Bitcoin Has Gone Mainstream. That's a Very Big Deal

Michael J. Casey is chairman of CoinDesk’s advisory board and a senior advisor of blockchain research at MIT’s Digital Currency Initiative.

Last week, my eighth-grader came home saying that all the boys at school were talking about bitcoin.

Some might describe this vignette, and many others like it from the past few weeks, as a 2017 version of that ominous 1929 moment when shoeshine boys started giving stock tips. But whether or not they signal the bursting of a bubble, these stories also mean something far more important: bitcoin has gone mainstream.

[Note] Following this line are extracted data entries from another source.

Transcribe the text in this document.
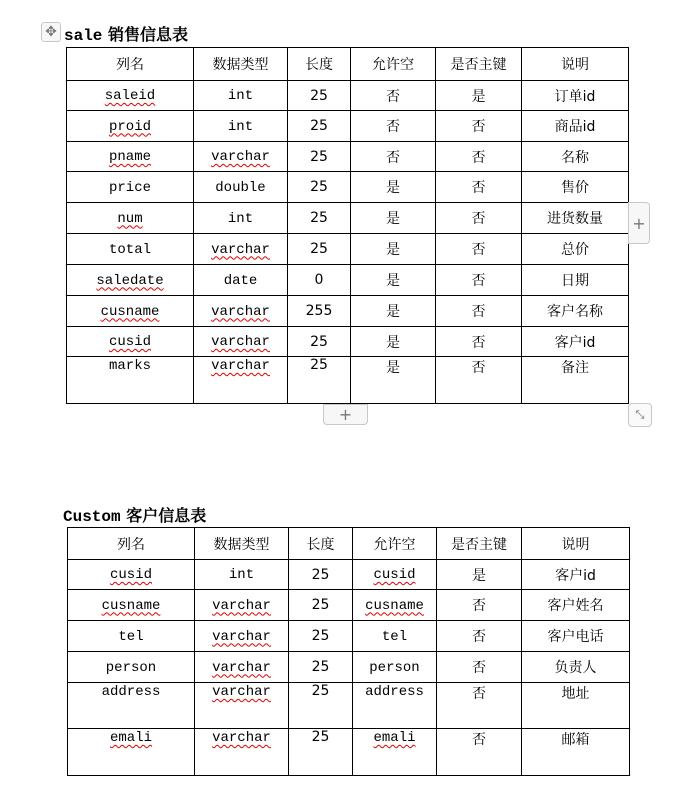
✥ sale 销售信息表
列名	数据类型	长度	允许空	是否主键	说明
saleid	int	25	否	是	订单id
proid	int	25	否	否	商品id
pname	varchar	25	否	否	名称
price	double	25	是	否	售价
num	int	25	是	否	进货数量
total	varchar	25	是	否	总价
saledate	date	0	是	否	日期
cusname	varchar	255	是	否	客户名称
cusid	varchar	25	是	否	客户id
marks	varchar	25	是	否	备注
+
+	⤡
Custom 客户信息表
列名	数据类型	长度	允许空	是否主键	说明
cusid	int	25	cusid	是	客户id
cusname	varchar	25	cusname	否	客户姓名
tel	varchar	25	tel	否	客户电话
person	varchar	25	person	否	负责人
address	varchar	25	address	否	地址
emali	varchar	25	emali	否	邮箱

I’m not talking about the long-awaited mass adoption point in which a critical mass of users owns, earns and spends bitcoin. We’re still a long way from that notion of “mainstream.”

Rather, it’s a moment of global awareness and dialogue. Even without user adoption, it opens up an immeasurably large array of possibilities, both positive and negative.

As crypto-asset prices have gone haywire this past month, the whole world has started talking about bitcoin, cryptocurrencies and blockchain technology – around dinner tables, at holiday parties, in boardrooms, at trade conferences, in government meetings.

At this stage, it’s not a sophisticated conversation. Knowledge and understanding are still seriously lacking. But people are gripped with curiosity, and that’s no small matter.

This human conversation can’t be separated, either, from the widening engagement of institutions, big and small. Business news shows and websites are now running the BTC ticker on their home screens alongside the Dow Jones Industrials. Every day, mainstream newspapers and online publications run high-profile articles on bitcoin, ICOs and decentralized approaches to everything from ridesharing and supply chain management to social media and healthcare.

Established companies are forming research consortia with their suppliers, vendors, competitors and new crypto startups to define the future open-source protocols of their industries. The World Bank, the IMF and other multilateral institutions are setting up blockchain labs for development and humanitarian objectives. Central banks are exploring programmable, digital fiat currency prototypes that, despite being government-controlled and centralized, could disintermediate banks and stoke a global competition for new monetary models.

Meanwhile, tens of thousands of entrepreneurs in dozens of different countries are launching moon-shot ideas to disrupt virtually every market on earth.

There is no turning back. The age of cryptocurrency has arrived.

More than market mania

To battle-hardened cryptographers and Wall Street veterans alike, it all looks a bit disturbing.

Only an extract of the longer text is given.